Whether it’s in Cancer with the 13 different disease centers that we share with the Dana-Farber in our Cancer Center or with bringing together Orthopedics, Rheumatology, Radiology and other elements of Musculoskeletal Care or Women’s Health, as we’ve done successfully in the Fish Center, the notion of bringing together Cardiac Surgery, Cardiology, Vascular Medicine, Vascular Imaging and Vascular Surgery as well as with the components of Pathology in the same place is remarkable.
Bulletin: Does the opening of the Shapiro Center change cardiovascular care in the region?
Dr. Gottlieb: I think that the quality of our cardiologists, our cardiac surgeons, our vascular medicine and vascular surgery teams, the quality of our nurses, the technologies we have and the tremendous research findings that we have translated into care already have changed it.
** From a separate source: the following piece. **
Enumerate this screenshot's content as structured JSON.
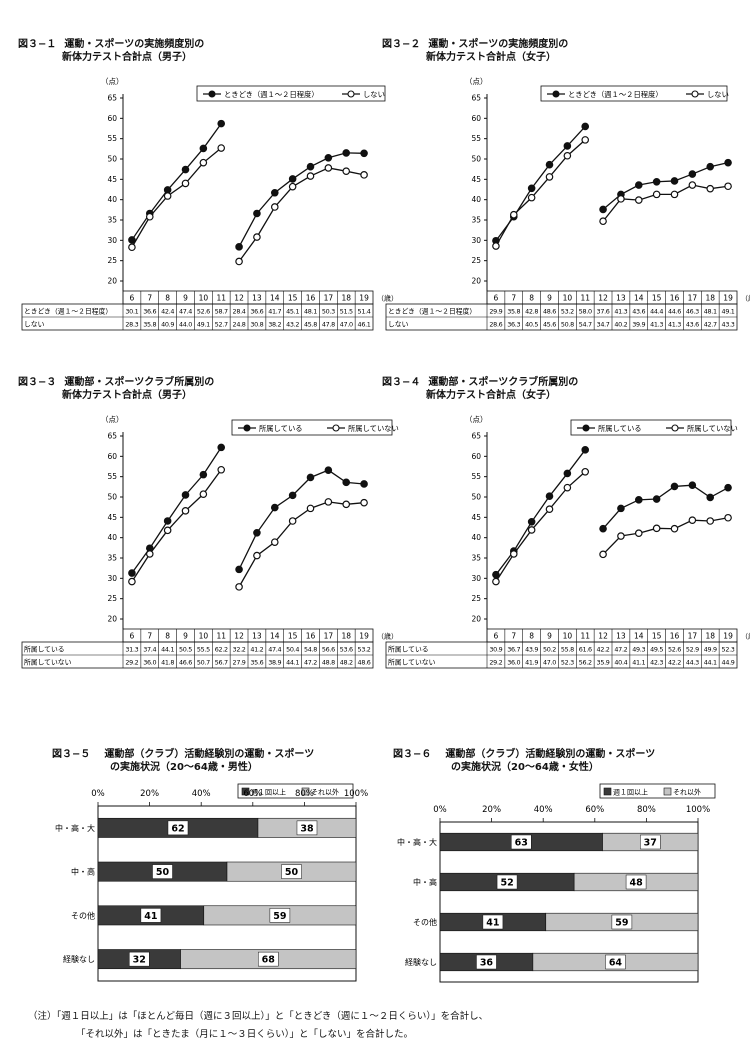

This building just enables it even further in having resources that are dedicated to a set of disciplines essentially joined.
Bulletin: What’s in store for the Tower?
Dr. Gottlieb: We will be moving towards having a much higher proportion of private rooms, and the stacking plan brings us more consistency in terms of geography of inpatient units and beds as we stack the Tower.
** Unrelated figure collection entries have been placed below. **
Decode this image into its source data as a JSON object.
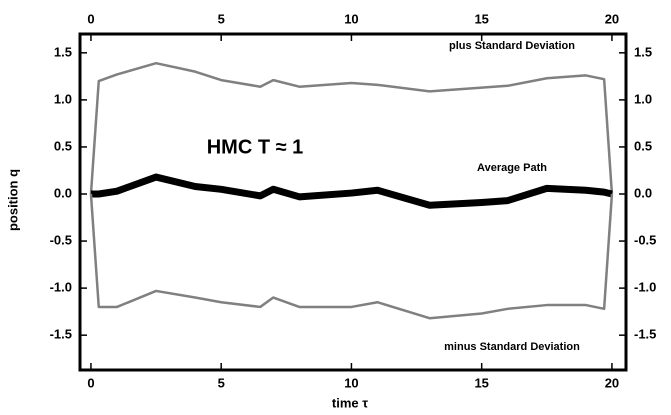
{
  "chart_data": {
    "type": "line",
    "x_label": "time  τ",
    "y_label": "position  q",
    "annotations": [
      "plus Standard Deviation",
      "HMC  T ≈ 1",
      "Average Path",
      "minus Standard Deviation"
    ],
    "x": [
      0,
      0.3,
      1,
      2.5,
      4,
      5,
      6.5,
      7,
      8,
      10,
      11,
      13,
      15,
      16,
      17.5,
      19,
      19.7,
      20
    ],
    "series": [
      {
        "color": "#808080",
        "values": [
          0,
          1.2,
          1.27,
          1.39,
          1.3,
          1.21,
          1.14,
          1.21,
          1.14,
          1.18,
          1.16,
          1.09,
          1.13,
          1.15,
          1.23,
          1.26,
          1.22,
          0
        ]
      },
      {
        "color": "#000000",
        "values": [
          0,
          0,
          0.03,
          0.18,
          0.08,
          0.05,
          -0.02,
          0.05,
          -0.03,
          0.01,
          0.04,
          -0.12,
          -0.09,
          -0.07,
          0.06,
          0.04,
          0.02,
          0
        ]
      },
      {
        "color": "#808080",
        "values": [
          0,
          -1.2,
          -1.2,
          -1.03,
          -1.1,
          -1.15,
          -1.2,
          -1.1,
          -1.2,
          -1.2,
          -1.15,
          -1.32,
          -1.27,
          -1.22,
          -1.18,
          -1.18,
          -1.22,
          0
        ]
      }
    ],
    "xlim": [
      -0.42,
      20.54
    ],
    "ylim": [
      -1.87,
      1.7
    ],
    "xticks": [
      0,
      5,
      10,
      15,
      20
    ],
    "yticks": [
      1.5,
      {
        "value": 1,
        "label": "1.0"
      },
      0.5,
      {
        "value": 0,
        "label": "0.0"
      },
      -0.5,
      {
        "value": -1,
        "label": "-1.0"
      },
      -1.5
    ]
  }
}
Bulletin: What other ways is the Brigham expanding this year?
Dr. Gottlieb: Last week, actually, we opened a new cancer center that’s a joint venture among the Dana-Farber Cancer Institute, the Brigham and Milford Regional Medical Center. (Read story in Bulletin.)
We’re also building an ambulatory care center, which we expect to open in November, with Mass. General Hospital at Patriot Place, next to Gillette Stadium in Foxborough. This makes it convenient for our patients to receive care and allows us to have better throughput than we could in a place with many other services. (Read story in MSN.)
Bulletin: We hear there will be some new communications vehicles this year to better connect the Brigham’s 13,000-plus employees. Tell us about them.
Dr. Gottlieb: In 2006 and into 2007, we completed a comprehensive internal communications audit and, based on the feedback we received, we are, in fact, rolling out new communications vehicles. As everyone knows, our intranet, PikeNotes, is one way that people can receive news and important information. This year, we’ll see a redesigned and more accessible PikeNotes. And we’ve decided to install television screens throughout the hospital and the distributed campus to communicate announcements and messages. We’ll have them in buildings all over the campus to keep people connected.
Beyond PikeNotes and TV screens, we are working hard to make sure messages flow to and from hospital leadership, managers and staff, and that most of the time, information is shared verbally. We need to nurture and support one another with information.
We need to continue to have as much verbal communication among managers and staff, such as group meetings, to make sure that everyone is connected. We are going to work to ensure that everybody gets direct messages from their managers, and that managers are enthusiastic about answering questions and keeping people informed. In a place that’s this big and this busy with this much going on, we need to share messages.
Bulletin: When folks from outside BWH ask you about the Brigham, what do you tell them?
Dr. Gottlieb: After I’m done talking about extraordinary, hospital-wide commitment to delivering the safest and best care, I tell people about the exceptional young people who work here. Some of the smartest, most extraordinary young people have committed themselves to being in this place. It manifests itself in the science somebody does that regenerates heart tissue and the hordes of young people who want to work in our neediest local neighborhoods or go to Rwanda or Lesotho or Malawi in our global health programs. They come through our residency programs, newly-licensed nurse programs, or others, inspired by brilliant, experienced and dedicated clinician teachers ready to use their exceptional talents to improve the lives of so many.